3. Build each variant:
    1. Checkout tag.
    2. `./gradlew clean :test :uploadJni -Prelease -PartifactoryUserName=<> -PartifactoryPassword=<>`
    * OS X universal
    * Linux i386, using Ubunutu 8.04
    * Linux amd64, using Ubunutu 8.04
    * Windows x86, using VC++ 2010
    * Windows x64
4. Build Java library and test app:
    1. Checkout tag.
    2. `./gradlew clean :test :uploadArchives testApp:uploadArchives -Prelease -PartifactoryUserName=<> -PartifactoryPassword=<>`
5. Checkout master
6. Increment version number in `build.gradle` and this readme.

## Testing

* Test on IBM JVM.
* Test on Java 5, 6, 7.
* Test on Windows 7, Windows XP

## TODO

### Fixes

* Posix: allow terminal to be detected when ncurses cannot be loaded
* Windows: fix detection of shared drive under VMWare fusion and Windows XP
* Windows: restore std handles after launching child process
* Linux: detect remote filesystems.
* Solaris: fix unicode file name handling.
* Solaris: fail for unsupported architecture.
* Solaris: build 32 bit and 64 bit libraries.
* Freebsd: finish port.
* Freebsd: fail for unsupported architecture.
* Freebsd: build 32 bit and 64 bit libraries.

### Improvements

* Use wchar_to_java() for windows system and file system info.
* Test network file systems on Mac, Linux, Windows
* Test mount points on Windows
* Cache class, method and field lookups
* Change readLink() implementation so that it does not need to NULL terminate the encoded content
* Don't use NewStringUTF() anywhere
* Use iconv() to convert from C char string to UTF-16 when converting from C char string to Java String.
* Support for cygwin terminal
* Use TERM=xtermc instead of TERM=xterm on Solaris.
* Add diagnostics for terminal.
* Version each native interface separately.
* String names for errno values.
* Split into multiple projects.
* Convert to c.
* Use fully decomposed form for unicode file names on hfs+ filesystems.
* Extend FileSystem to deal with removable media.
* Add a method to Terminal that returns a PrintStream that can be used to write to the terminal, regardless of what
  System.out/System.err point to.
* Add a Terminal implementation that uses ANSI control codes.
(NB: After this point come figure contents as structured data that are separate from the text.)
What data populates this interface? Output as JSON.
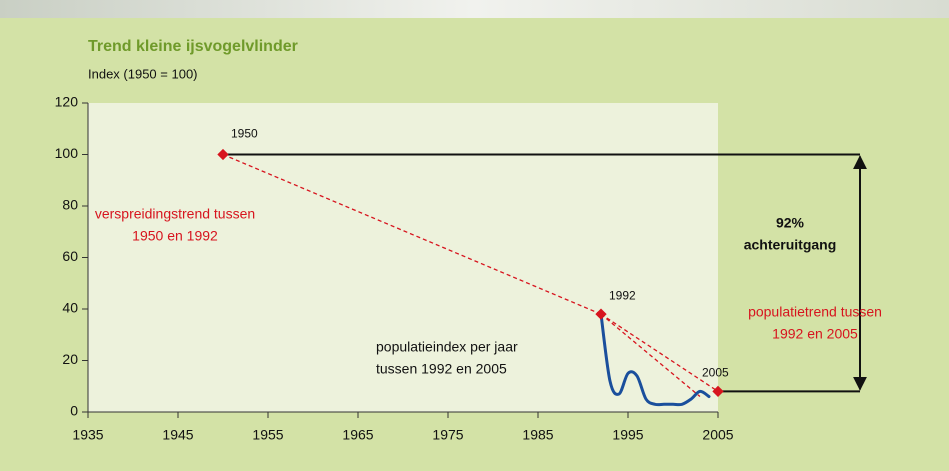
{
  "chart_data": {
    "type": "line",
    "title": "Trend kleine ijsvogelvlinder",
    "y_label": "Index (1950 = 100)",
    "xlim": [
      1935,
      2005
    ],
    "xticks": [
      1935,
      1945,
      1955,
      1965,
      1975,
      1985,
      1995,
      2005
    ],
    "ylim": [
      0,
      120
    ],
    "yticks": [
      0,
      20,
      40,
      60,
      80,
      100,
      120
    ],
    "series": [
      {
        "color": "#1a4f9c",
        "x": [
          1992,
          1993,
          1994,
          1995,
          1996,
          1997,
          1998,
          1999,
          2000,
          2001,
          2002,
          2003,
          2004
        ],
        "values": [
          38,
          12,
          7,
          15,
          14,
          5,
          3,
          3,
          3,
          3,
          5,
          8,
          6
        ]
      }
    ],
    "key_points": {
      "color": "#d7141e",
      "x": [
        1950,
        1992,
        2005
      ],
      "values": [
        100,
        38,
        8
      ],
      "labels": [
        "1950",
        "1992",
        "2005"
      ]
    },
    "trend_lines": [
      {
        "color": "#d7141e",
        "x": [
          1950,
          1992
        ],
        "values": [
          100,
          38
        ]
      },
      {
        "color": "#d7141e",
        "x": [
          1992,
          2005
        ],
        "values": [
          38,
          8
        ]
      },
      {
        "color": "#d7141e",
        "x": [
          1992,
          2003
        ],
        "values": [
          38,
          6
        ]
      }
    ],
    "annotations": [
      {
        "lines": [
          "verspreidingstrend tussen",
          "1950 en 1992"
        ],
        "color": "#d7141e"
      },
      {
        "lines": [
          "populatietrend tussen",
          "1992 en 2005"
        ],
        "color": "#d7141e"
      },
      {
        "lines": [
          "populatieindex per jaar",
          "tussen 1992 en 2005"
        ],
        "color": "#111111"
      },
      {
        "lines": [
          "92%",
          "achteruitgang"
        ],
        "color": "#111111"
      }
    ]
  }
}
Use this on UNIX platforms when TERM != 'dumb' and
  libncurses cannot be loaded.
* Add a method to Terminal that indicates whether the cursor wraps to the next line when a character is written to the
  rightmost character position.
* Check for null parameters.

### Ideas

* Expose platform-specific HTTP proxy configuration. Query registry on windows to determine IE settings.
* Expose native named semaphores, mutexes and condition variables (CreateMutex, CreateSemaphore, CreateEvent, semget, sem_open, etc).
* Expose information about network interfaces.
* Fire events when filesystems or network interfaces change in some way.
* Fire events when terminal size changes.
* Fire events when files change.
* Expose system keystores and authentication services.
* Expose a mechanism for generating a temporary directory.